Isu yang satu ini terus timbul dan tenggelam dari waktu ke waktu karena esensi masalahnya tidak pernah dituntaskan. Memang tidak mudah membereskan masalah yang di dalamnya terdapat tarik-menarik antara kepentingan sektor hulu dan hilir, terlebih melibatkan petani. Di negeri ini, hampir segala komoditas yang melibatkan kepentingan petani selalu menjadi ruwet penyelesaiannya, seperti gula yang melibatkan petani tebu, atau beras yang terkait dengan petani padi.
Pada industri rotan, di sektor hilir berdiri pengusaha furnitur rotan yang menggantungkan kelangsungan proses produksinya pada pasokan bahan baku rotan dari dalam negeri. Sementara itu, para pemain di sektor hulu-yang notabene melibatkan petani dan pengumpul rotan–cenderung lebih suka menjual rotan men tah ke luar negeri, terutama ke China. Gampang dapat uang dan tak perlu repot melakukan proses nilai tambah.
Akibatnya, ekspor rotan mentah dalam volume besar telah membuat sentra-sentra industri furnitur kesulitan bahan baku yang menyebabkan sejumlah produsen berhenti produksi dan pegawainya kehilangan pekerjaan. Oleh sebab itu, langkah pemerintah yang melarang ekspor rotan mentah mulai 1 Januari 2012 sudah benar adanya, agar peningkatan nilai tambah dapat dilakukan di dalam negeri.
Namun, kebijakan tersebut tidak boleh berhenti sampai di situ saja. Pemerintah harus melanjutkannya dengan segera mengeluarkan kebijakan untuk mendorong pertumbuhan dan kinerja industri furnitur sehingga pasokan rotan dapat terserap dengan baik. Terkait dengan peningkatan nilai tambah domestik, pemerintah perlu mengeluarkan kebijakan untuk memacu perkembangan desain furnitur.

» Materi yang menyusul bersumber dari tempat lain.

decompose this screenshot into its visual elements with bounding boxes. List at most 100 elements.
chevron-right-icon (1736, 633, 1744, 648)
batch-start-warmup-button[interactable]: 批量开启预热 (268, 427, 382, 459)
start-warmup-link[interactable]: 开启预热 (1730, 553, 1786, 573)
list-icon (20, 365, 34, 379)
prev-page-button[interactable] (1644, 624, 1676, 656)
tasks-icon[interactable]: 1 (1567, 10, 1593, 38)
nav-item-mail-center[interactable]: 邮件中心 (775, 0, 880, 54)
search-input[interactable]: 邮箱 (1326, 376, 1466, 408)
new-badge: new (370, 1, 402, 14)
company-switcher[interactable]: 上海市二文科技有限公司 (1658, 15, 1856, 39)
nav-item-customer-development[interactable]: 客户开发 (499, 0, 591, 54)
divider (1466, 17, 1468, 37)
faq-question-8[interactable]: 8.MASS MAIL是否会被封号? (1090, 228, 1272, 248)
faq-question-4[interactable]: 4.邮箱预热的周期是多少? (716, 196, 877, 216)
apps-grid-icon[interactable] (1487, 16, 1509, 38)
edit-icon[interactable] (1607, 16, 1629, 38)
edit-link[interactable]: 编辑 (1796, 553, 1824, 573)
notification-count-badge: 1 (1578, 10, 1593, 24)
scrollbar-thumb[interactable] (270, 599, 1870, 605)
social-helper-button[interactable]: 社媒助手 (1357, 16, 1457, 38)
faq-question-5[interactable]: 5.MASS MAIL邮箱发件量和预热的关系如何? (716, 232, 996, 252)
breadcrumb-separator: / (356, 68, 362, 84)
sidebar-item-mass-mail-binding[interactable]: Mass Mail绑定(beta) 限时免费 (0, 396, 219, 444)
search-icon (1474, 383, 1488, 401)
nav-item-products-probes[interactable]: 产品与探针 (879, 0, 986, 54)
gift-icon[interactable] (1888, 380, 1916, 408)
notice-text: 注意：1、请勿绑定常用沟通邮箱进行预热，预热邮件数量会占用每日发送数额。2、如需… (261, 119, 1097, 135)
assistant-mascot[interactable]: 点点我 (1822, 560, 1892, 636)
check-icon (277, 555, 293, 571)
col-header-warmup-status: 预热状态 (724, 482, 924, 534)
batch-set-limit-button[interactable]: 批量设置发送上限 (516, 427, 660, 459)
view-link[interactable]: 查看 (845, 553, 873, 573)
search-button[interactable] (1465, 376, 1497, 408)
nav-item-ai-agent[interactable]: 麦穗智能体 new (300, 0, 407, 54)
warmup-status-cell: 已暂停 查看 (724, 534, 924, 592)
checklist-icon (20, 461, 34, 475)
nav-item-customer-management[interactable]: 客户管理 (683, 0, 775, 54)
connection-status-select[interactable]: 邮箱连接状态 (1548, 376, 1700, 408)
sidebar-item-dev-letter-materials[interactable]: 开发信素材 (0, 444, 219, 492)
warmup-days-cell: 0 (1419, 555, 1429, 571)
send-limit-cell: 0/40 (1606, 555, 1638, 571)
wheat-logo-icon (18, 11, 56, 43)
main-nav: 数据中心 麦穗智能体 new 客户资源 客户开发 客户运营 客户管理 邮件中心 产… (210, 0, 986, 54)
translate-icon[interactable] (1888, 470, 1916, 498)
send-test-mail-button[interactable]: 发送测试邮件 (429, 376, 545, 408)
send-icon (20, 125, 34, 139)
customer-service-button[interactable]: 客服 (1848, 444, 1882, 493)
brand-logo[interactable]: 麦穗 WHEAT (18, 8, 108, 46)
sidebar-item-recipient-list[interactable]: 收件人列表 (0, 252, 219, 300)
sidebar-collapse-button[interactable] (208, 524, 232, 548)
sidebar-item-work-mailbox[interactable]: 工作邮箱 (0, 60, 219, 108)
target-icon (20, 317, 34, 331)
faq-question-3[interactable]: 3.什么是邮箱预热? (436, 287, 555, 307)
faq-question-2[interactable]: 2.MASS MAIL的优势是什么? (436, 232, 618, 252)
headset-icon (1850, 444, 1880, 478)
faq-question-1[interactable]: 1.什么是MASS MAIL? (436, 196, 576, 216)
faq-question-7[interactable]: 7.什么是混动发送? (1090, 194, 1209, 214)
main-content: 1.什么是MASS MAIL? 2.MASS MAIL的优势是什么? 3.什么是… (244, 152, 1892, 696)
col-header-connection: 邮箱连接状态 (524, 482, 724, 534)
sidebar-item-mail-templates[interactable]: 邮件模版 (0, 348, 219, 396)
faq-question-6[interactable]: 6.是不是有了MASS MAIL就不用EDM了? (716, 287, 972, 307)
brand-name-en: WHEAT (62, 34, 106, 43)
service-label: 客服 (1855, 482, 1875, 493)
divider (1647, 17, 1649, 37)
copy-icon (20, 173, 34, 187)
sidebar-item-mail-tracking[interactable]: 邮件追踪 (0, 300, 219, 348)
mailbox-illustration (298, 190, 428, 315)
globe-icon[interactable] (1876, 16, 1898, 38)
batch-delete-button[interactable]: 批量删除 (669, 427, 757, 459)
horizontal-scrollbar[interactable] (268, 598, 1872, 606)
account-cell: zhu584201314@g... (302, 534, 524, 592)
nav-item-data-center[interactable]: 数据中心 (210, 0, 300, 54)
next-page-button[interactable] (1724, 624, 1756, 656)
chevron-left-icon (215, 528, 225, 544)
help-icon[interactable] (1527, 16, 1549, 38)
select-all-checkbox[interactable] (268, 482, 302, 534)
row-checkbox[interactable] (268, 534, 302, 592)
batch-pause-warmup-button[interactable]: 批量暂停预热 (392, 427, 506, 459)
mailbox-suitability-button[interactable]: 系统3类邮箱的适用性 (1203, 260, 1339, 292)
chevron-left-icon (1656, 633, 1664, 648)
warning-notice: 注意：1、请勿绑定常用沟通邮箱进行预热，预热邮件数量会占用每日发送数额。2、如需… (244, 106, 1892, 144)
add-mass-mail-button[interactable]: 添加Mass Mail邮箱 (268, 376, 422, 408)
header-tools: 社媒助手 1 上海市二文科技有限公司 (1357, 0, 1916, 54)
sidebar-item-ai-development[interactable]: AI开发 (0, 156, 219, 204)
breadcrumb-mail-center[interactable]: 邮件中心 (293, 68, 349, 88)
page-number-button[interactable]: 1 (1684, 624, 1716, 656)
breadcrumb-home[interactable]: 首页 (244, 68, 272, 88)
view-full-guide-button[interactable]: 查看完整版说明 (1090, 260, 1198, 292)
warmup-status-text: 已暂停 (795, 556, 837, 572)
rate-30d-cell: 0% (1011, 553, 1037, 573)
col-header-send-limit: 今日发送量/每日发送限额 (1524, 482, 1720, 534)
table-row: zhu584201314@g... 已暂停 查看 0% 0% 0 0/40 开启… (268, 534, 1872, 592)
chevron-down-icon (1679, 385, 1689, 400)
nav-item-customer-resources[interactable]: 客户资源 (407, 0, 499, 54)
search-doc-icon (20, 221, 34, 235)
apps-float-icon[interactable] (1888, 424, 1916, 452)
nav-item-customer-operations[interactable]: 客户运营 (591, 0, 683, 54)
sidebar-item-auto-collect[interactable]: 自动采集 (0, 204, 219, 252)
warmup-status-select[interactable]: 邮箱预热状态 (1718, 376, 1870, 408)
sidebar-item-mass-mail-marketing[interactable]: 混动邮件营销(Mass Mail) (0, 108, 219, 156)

Selain itu, petani harus mulai diberikan pelatihan tentang teknik pengolahan agar rotan yang dihasilkan semakin berkualitas sehingga harganya lebih tinggi. Kebiasaan menjual rotan mentah tanpa proses nilai tambah harus perlahan dihentikan. Apabila dari sisi hulu petani mampu memasok rotan dengan kualitas yang semakin baik, sedangkan dari sisi hilir industri furnitur mampu menciptakan desain bermutu, maka harga produk akhir juga semakin tinggi dan berdaya saing. Pada gilirannya, daya beli pengusaha furnitur rotan di dalam negeri atas bahan baku yang dipasok petani juga lebih kuat sehingga kesejahteraan petani ikut meningkat.
Terkait dengan harga rotan di pasar domestik yang menurut kalangan petani tak semenarik di luar negeri, pemerintah dapat menjembatani dengan mendirikan sentra-sentra jual beli rotan. Model ini sudah diterapkan di sektor perkayuan di mana Perum Perhutani membangun apa yang disebut sebagai Warung Kayu sebagai pusat jual beli kayu. Langkah ini ditempuh setelah pemerintah melarang ekspor kayu gelondongan.
Di Warung Kayu ini level harga sepenuhnya ditentukan oleh tingkat kualitas. Ada baiknya pemerintah mencoba menerapkan model pasar dan sistem jual beli tersebut karena karakter permasalahan di sektor perkayuan dan rotan memiliki sejumlah kesamaan.